O Palácio da Saudade
Maria Dulce Fernandes, 04.07.22
Um quadrozinho por outro com qualidade, pinturas do Sr. Monteiro do atelier copiando os Mestres, ladeava com molduras com recortes de revistas e pósteres tauromáquicos onde pontuava o nome da estrela da família o trisavô Manuel dos Touros.
Caixinhas de música, loiça chinesa , jarras, vasos, potes, um sem número de preciosidades com que o Senhor Doutor , alto dignitário de Portugal em Macau presenteava a Tia Adelaide pelos seus dotes de passajar roupa de tal modo que os infelizes buracos de cigarro se perdiam na magia da agulha e do dedal. A Tia Adelaide não teve filhos, por isso colecionava pequenas peças do Bordalo num aparador envidraçado, que mostrava a quem a visitasse, sem nunca permitir que um "seu menino" deixasse a sua mão. Podiam muito bem ser admirados de longe.

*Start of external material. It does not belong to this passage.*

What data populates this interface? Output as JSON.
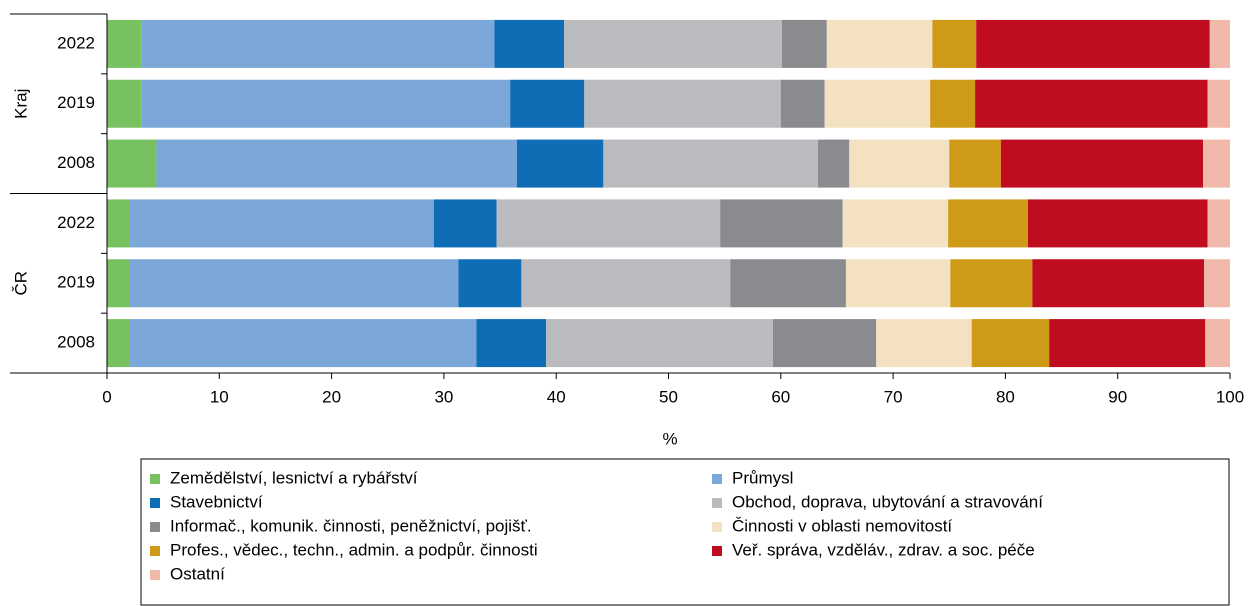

A casa da Tia Adelaide era alta e castiça, e não fora a falta dos fados e guitarradas, bem poderia ter sido a inspiração de Alberto Janes para as célebres tabuinhas. Tinha uma escada estreitinha que levava a um sótão com uma banca de carpinteiro e novelos de aparas de madeira pelo chão, lugar mágico, onde eu buscava e rebuscava, tentando encontrar os macaquinhos que o meu Avô afiançava que a sua irmã mais nova possuía no sótão, sem qualquer sombra de dúvida.

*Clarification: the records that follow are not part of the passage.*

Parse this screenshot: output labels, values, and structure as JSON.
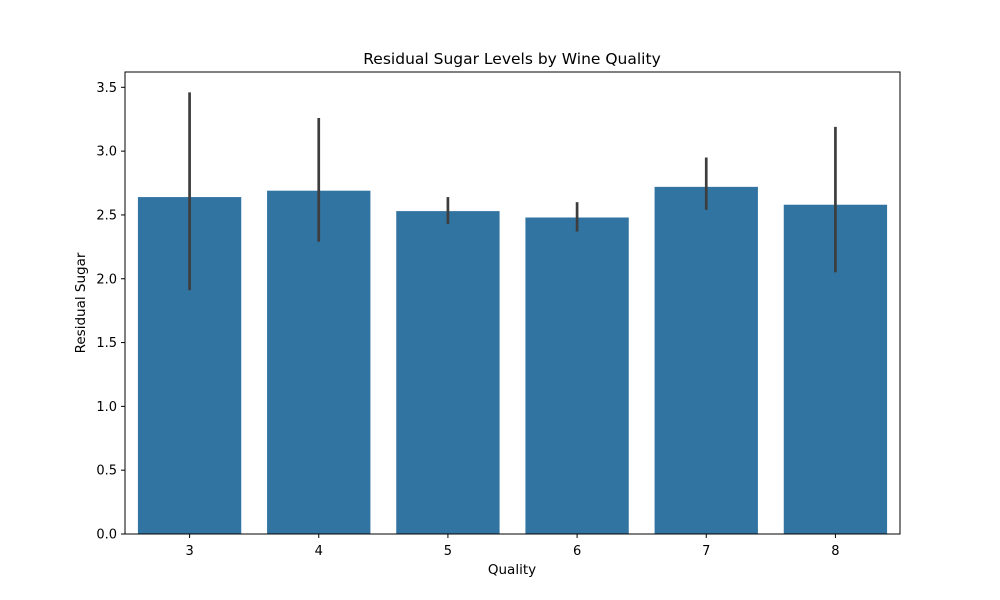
{
  "chart_data": {
    "type": "bar",
    "title": "Residual Sugar Levels by Wine Quality",
    "xlabel": "Quality",
    "ylabel": "Residual Sugar",
    "categories": [
      "3",
      "4",
      "5",
      "6",
      "7",
      "8"
    ],
    "values": [
      2.64,
      2.69,
      2.53,
      2.48,
      2.72,
      2.58
    ],
    "error_low": [
      1.91,
      2.29,
      2.43,
      2.37,
      2.54,
      2.05
    ],
    "error_high": [
      3.46,
      3.26,
      2.64,
      2.6,
      2.95,
      3.19
    ],
    "ylim": [
      0,
      3.62
    ],
    "yticks": [
      "0.0",
      "0.5",
      "1.0",
      "1.5",
      "2.0",
      "2.5",
      "3.0",
      "3.5"
    ],
    "grid": false,
    "colors": {
      "bar": "#3274a1",
      "error_bar": "#3d3d3d"
    }
  }
}
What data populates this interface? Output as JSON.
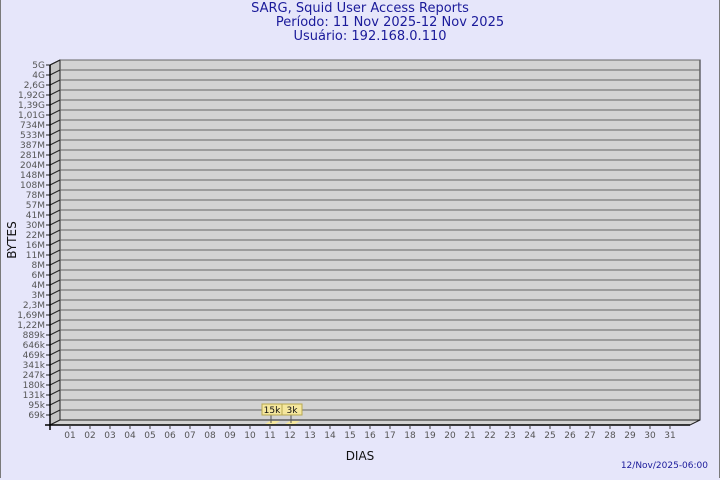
{
  "header": {
    "title": "SARG, Squid User Access Reports",
    "period": "Período: 11 Nov 2025-12 Nov 2025",
    "user": "Usuário: 192.168.0.110"
  },
  "footer": {
    "timestamp": "12/Nov/2025-06:00"
  },
  "colors": {
    "background": "#e6e6fa",
    "plot": "#d3d3d3",
    "bar": "#f5e79e",
    "title": "#1a1a9a"
  },
  "chart_data": {
    "type": "bar",
    "xlabel": "DIAS",
    "ylabel": "BYTES",
    "y_scale": "log",
    "grid": true,
    "y_ticks": [
      "5G",
      "4G",
      "2,6G",
      "1,92G",
      "1,39G",
      "1,01G",
      "734M",
      "533M",
      "387M",
      "281M",
      "204M",
      "148M",
      "108M",
      "78M",
      "57M",
      "41M",
      "30M",
      "22M",
      "16M",
      "11M",
      "8M",
      "6M",
      "4M",
      "3M",
      "2,3M",
      "1,69M",
      "1,22M",
      "889k",
      "646k",
      "469k",
      "341k",
      "247k",
      "180k",
      "131k",
      "95k",
      "69k"
    ],
    "categories": [
      "01",
      "02",
      "03",
      "04",
      "05",
      "06",
      "07",
      "08",
      "09",
      "10",
      "11",
      "12",
      "13",
      "14",
      "15",
      "16",
      "17",
      "18",
      "19",
      "20",
      "21",
      "22",
      "23",
      "24",
      "25",
      "26",
      "27",
      "28",
      "29",
      "30",
      "31"
    ],
    "bars": [
      {
        "category": "11",
        "value": 15000,
        "label": "15k"
      },
      {
        "category": "12",
        "value": 3000,
        "label": "3k"
      }
    ]
  }
}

Escusado será dizer que os nunca encontrei.
As janelas, altas como portas, davam para o Jardim do Ultramar, separadas apenas por uma nesga de rua e um muro. Passava horas a atirar pão duro aos patos, a assistir a corridas e lutas pelos pedaços e a imaginar histórias mirabolantes , enquanto me deliciava com bolachas de agua e sal com colheradas generosas de doce de tomate.
O Tio Marcelino, dez anos mais velho , de 1900, como orgulhosamente apontava, partiu também 10 anos mais cedo. A Tia Adelaide manteve-se ali, rija, enquanto as pernas lhe permitiram. Depois, com grande pesar de deixar o seu cantinho e os seus quadros de natureza viva, que se animavam mal abria as portadas, foi viver com familiares até chegar a sua hora.
Lembraram-me hoje de ir espreitar a casa da Tia Adelaide.
De cara lavada e com plástica bem conseguida, brilha naquele filamento antes parelepípedos escuros, agora clara e alegre calçada, como uma relíquia que finalmente viu luz.
Não passou sem emoção é verdade, mas acredito que, gaiteira e divertida como ela só, a Tia Adelaide iria achar a casa um palácio.
Para mim foi revisitar o palácio da saudade.